Equitalia, tassi usurai? Lo stabilirà a breve la Procura

La procura dovrà accertare o meno l'esistenza di tassi superiori al 40% annui, così come denunciato

0
447

Gli interessi di Equitalia simili a quelli degli usurai? Sarà la Procura della Repubblica a stabilirlo. Intanto, la battaglia continua. E potrebbe vedere il sud Italia (Salerno in primo luogo) come città simbolo della lotta.

Ma andiamo con ordine.

Tutto è iniziato quando un uomo del posto si è visto ipotecare la sua abitazione a fronte di cartelle esattoriali mai pagate. Sono bastati pochi controlli, però, perché l’uomo scoprisse che quelle cartelle, in realtà, non gli erano mai arrivate. E così, insieme al suo commercialista Giovanni Monetti ha avviato un ricorso contro la società esattoriale alla IV commissione tributaria cittadina (presidente Franco Pasquariello, relatore Sergio Pezza, componente Bartolomeo Farzati). La commissione ha accolto il ricorso e l’intero debito è stato annullato. Ma c’è di più: Equitalia è stata anche condannata al pagamento di mille euro più un rimborso del 15% in favore dello sfortunato salernitano. E siamo nell’aprile del 2015.

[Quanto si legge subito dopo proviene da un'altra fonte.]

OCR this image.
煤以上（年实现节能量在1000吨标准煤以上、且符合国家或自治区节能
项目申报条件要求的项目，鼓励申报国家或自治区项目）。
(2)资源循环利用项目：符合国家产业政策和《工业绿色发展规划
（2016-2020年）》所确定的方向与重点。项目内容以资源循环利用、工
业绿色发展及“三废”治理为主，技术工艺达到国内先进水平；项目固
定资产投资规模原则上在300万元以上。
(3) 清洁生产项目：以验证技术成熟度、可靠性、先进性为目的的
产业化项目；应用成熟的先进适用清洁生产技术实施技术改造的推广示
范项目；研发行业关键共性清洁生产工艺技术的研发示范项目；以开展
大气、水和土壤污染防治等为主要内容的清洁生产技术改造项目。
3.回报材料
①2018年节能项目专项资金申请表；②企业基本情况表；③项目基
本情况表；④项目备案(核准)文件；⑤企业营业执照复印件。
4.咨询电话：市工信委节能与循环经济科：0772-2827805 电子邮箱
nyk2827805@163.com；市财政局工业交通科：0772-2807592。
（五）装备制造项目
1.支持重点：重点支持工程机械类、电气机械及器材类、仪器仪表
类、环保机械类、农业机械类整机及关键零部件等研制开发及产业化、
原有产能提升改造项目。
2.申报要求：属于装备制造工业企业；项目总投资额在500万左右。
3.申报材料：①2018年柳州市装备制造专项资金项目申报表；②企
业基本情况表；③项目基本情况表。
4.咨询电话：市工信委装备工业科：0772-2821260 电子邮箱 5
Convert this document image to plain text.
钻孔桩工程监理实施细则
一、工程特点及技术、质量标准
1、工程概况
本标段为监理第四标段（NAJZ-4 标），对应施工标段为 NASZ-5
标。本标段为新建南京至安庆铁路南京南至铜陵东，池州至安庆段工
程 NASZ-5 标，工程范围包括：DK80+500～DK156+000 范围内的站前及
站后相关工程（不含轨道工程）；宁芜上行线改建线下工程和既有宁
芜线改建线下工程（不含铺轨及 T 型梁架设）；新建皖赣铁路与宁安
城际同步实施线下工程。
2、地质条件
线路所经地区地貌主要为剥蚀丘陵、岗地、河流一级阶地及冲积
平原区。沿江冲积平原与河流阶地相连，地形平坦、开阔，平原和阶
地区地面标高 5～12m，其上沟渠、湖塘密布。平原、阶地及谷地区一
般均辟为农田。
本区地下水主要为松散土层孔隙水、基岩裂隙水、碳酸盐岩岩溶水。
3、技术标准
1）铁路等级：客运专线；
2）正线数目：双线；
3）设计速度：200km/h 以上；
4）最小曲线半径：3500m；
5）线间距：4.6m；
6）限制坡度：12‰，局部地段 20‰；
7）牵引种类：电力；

Lo stesso commercialista, Monetti, ha ora presentato un nuovo ricorso contro la società per accertare l’esistenza di tassi di tipo “usuraio” (in applicazione da Equitalia stessa). E non si escludono nuovi colpi di scena, specie se si considera che la Procura stessa sembrerebbe avere già un ricco faldone di documenti da controllare. Equitalia, per legge, dovrebbe applicare il 18% annuo sulle imposte. Un valore che invece, secondo molti, è ben oltre superato, arrivando quasi al 50%. Cifre astronomiche? Chi è bravo coi conti afferma di sì. Ora, tutto è nelle mani dei giudici.